Crystal structure of bacterial morphinone reductase and properties of the C191A mutant enzyme.

The crystal structure of the NADH-dependent bacterial flavoenzyme morphinone reductase (MR) has been determined at 2.2-A resolution in complex with the oxidizing substrate codeinone. The structure reveals a dimeric enzyme comprising two 8-fold beta/alpha barrel domains, each bound to FMN, and a subunit folding topology and mode of flavin-binding similar to that found in Old Yellow Enzyme (OYE) and pentaerythritol tetranitrate (PETN) reductase. The subunit interface of MR is formed by interactions from an N-terminal beta strand and helices 2 and 8 of the barrel domain and is different to that seen in OYE. The active site structures of MR, OYE, and PETN reductase are highly conserved reflecting the ability of these enzymes to catalyze "generic" reactions such as the reduction of 2-cyclohexenone. A region of polypeptide presumed to define the reducing coenzyme specificity is identified by comparison of the MR structure (NADH-dependent) with that of PETN reductase (NADPH-dependent). The active site acid identified in OYE (Tyr-196) and conserved in PETN reductase (Tyr-186) is replaced by Cys-191 in MR. Mutagenesis studies have established that Cys-191 does not act as a crucial acid in the mechanism of reduction of the olefinic bond found in 2-cyclohexenone and codeinone.

Kinetic and structural basis of reactivity of pentaerythritol tetranitrate reductase with NADPH, 2-cyclohexenone, nitroesters, and nitroaromatic explosives.

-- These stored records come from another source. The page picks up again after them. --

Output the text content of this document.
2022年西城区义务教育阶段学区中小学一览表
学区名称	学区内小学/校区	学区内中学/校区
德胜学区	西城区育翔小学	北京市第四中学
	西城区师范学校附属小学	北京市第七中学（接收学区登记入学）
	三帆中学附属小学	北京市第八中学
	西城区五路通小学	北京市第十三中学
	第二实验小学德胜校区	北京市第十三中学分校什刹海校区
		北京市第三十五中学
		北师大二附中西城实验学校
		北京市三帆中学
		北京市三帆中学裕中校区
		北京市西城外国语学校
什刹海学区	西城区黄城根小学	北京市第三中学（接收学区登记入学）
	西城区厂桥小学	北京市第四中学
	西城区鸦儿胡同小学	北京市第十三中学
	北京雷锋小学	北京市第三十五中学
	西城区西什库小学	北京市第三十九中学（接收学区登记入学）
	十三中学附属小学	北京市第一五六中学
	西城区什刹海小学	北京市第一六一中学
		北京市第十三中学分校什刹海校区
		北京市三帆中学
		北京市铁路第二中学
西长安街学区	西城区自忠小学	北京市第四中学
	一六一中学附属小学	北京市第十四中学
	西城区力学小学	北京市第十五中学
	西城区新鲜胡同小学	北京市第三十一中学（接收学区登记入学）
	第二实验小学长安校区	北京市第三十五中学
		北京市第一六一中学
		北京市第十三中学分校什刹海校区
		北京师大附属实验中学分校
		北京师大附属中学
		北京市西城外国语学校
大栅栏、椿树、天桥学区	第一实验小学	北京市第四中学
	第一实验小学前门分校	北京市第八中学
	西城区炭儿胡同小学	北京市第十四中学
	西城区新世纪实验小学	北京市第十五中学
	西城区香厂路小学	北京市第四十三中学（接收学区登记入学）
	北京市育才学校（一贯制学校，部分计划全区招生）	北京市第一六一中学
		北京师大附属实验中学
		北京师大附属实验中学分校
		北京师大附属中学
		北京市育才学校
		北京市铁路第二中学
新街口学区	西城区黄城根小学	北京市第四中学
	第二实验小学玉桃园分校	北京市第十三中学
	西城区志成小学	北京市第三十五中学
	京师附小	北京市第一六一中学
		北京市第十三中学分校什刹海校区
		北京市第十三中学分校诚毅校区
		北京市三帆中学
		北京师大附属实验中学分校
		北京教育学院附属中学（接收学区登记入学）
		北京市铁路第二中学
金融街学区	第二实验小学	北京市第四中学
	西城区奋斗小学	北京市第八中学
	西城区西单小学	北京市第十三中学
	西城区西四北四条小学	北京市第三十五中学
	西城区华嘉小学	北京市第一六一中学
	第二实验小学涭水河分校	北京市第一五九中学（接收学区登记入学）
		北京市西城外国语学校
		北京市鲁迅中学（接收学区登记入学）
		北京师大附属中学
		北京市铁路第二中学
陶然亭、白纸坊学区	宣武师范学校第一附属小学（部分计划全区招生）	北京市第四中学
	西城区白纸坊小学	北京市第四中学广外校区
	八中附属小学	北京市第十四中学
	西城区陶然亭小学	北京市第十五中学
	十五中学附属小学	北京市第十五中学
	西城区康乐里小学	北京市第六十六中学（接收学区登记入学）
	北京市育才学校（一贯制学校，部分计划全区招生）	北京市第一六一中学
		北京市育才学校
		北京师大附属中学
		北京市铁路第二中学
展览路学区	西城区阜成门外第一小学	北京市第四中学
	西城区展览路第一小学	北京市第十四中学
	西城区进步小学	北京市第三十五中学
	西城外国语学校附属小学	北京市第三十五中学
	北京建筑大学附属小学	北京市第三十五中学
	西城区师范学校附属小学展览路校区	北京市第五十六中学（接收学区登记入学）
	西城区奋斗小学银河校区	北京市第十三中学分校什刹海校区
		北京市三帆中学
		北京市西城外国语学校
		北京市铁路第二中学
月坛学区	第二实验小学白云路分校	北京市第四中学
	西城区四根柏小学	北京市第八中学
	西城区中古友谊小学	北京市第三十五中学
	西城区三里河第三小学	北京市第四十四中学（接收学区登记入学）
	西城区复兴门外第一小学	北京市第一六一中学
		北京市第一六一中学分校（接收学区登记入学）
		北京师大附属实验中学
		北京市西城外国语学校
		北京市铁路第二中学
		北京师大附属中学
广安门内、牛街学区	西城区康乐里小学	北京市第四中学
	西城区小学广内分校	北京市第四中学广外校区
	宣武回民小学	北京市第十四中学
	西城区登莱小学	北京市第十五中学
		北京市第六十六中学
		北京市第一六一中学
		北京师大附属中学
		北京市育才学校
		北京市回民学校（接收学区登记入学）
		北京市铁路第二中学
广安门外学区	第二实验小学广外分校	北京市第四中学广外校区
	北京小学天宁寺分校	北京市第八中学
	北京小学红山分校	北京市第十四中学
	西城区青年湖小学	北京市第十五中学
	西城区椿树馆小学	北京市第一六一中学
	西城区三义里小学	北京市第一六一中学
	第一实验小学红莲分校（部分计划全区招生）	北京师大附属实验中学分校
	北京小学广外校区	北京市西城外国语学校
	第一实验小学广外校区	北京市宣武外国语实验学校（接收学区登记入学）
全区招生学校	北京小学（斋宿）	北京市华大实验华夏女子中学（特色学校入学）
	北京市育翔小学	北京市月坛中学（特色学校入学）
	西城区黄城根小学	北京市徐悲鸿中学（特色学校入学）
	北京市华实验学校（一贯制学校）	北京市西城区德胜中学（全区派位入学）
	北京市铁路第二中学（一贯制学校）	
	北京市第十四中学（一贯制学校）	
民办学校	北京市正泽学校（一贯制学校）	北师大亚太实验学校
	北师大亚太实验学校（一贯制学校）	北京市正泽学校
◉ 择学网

The reaction of pentaerythritol tetranitrate reductase with reducing and oxidizing substrates has been studied by stopped-flow spectrophotometry, redox potentiometry, and X-ray crystallography. We show in the reductive half-reaction of pentaerythritol tetranitrate (PETN) reductase that NADPH binds to form an enzyme-NADPH charge transfer intermediate prior to hydride transfer from the nicotinamide coenzyme to FMN. In the oxidative half-reaction, the two-electron-reduced enzyme reacts with several substrates including nitroester explosives (glycerol trinitrate and PETN), nitroaromatic explosives (trinitrotoluene (TNT) and picric acid), and alpha,beta-unsaturated carbonyl compounds (2-cyclohexenone). Oxidation of the flavin by the nitroaromatic substrate TNT is kinetically indistinguishable from formation of its hydride-Meisenheimer complex, consistent with a mechanism involving direct nucleophilic attack by hydride from the flavin N5 atom at the electron-deficient aromatic nucleus of the substrate. The crystal structures of complexes of the oxidized enzyme bound to picric acid and TNT are consistent with direct hydride transfer from the reduced flavin to nitroaromatic substrates. The mode of binding the inhibitor 2,4-dinitrophenol (2,4-DNP) is similar to that observed with picric acid and TNT. In this position, however, the aromatic nucleus is not activated for hydride transfer from the flavin N5 atom, thus accounting for the lack of reactivity with 2,4-DNP. Our work with PETN reductase establishes further a close relationship to the Old Yellow Enzyme family of proteins but at the same time highlights important differences compared with the reactivity of Old Yellow Enzyme. Our studies provide a structural and mechanistic rationale for the ability of PETN reductase to react with the nitroaromatic explosive compounds TNT and picric acid and for the inhibition of enzyme activity with 2,4-DNP.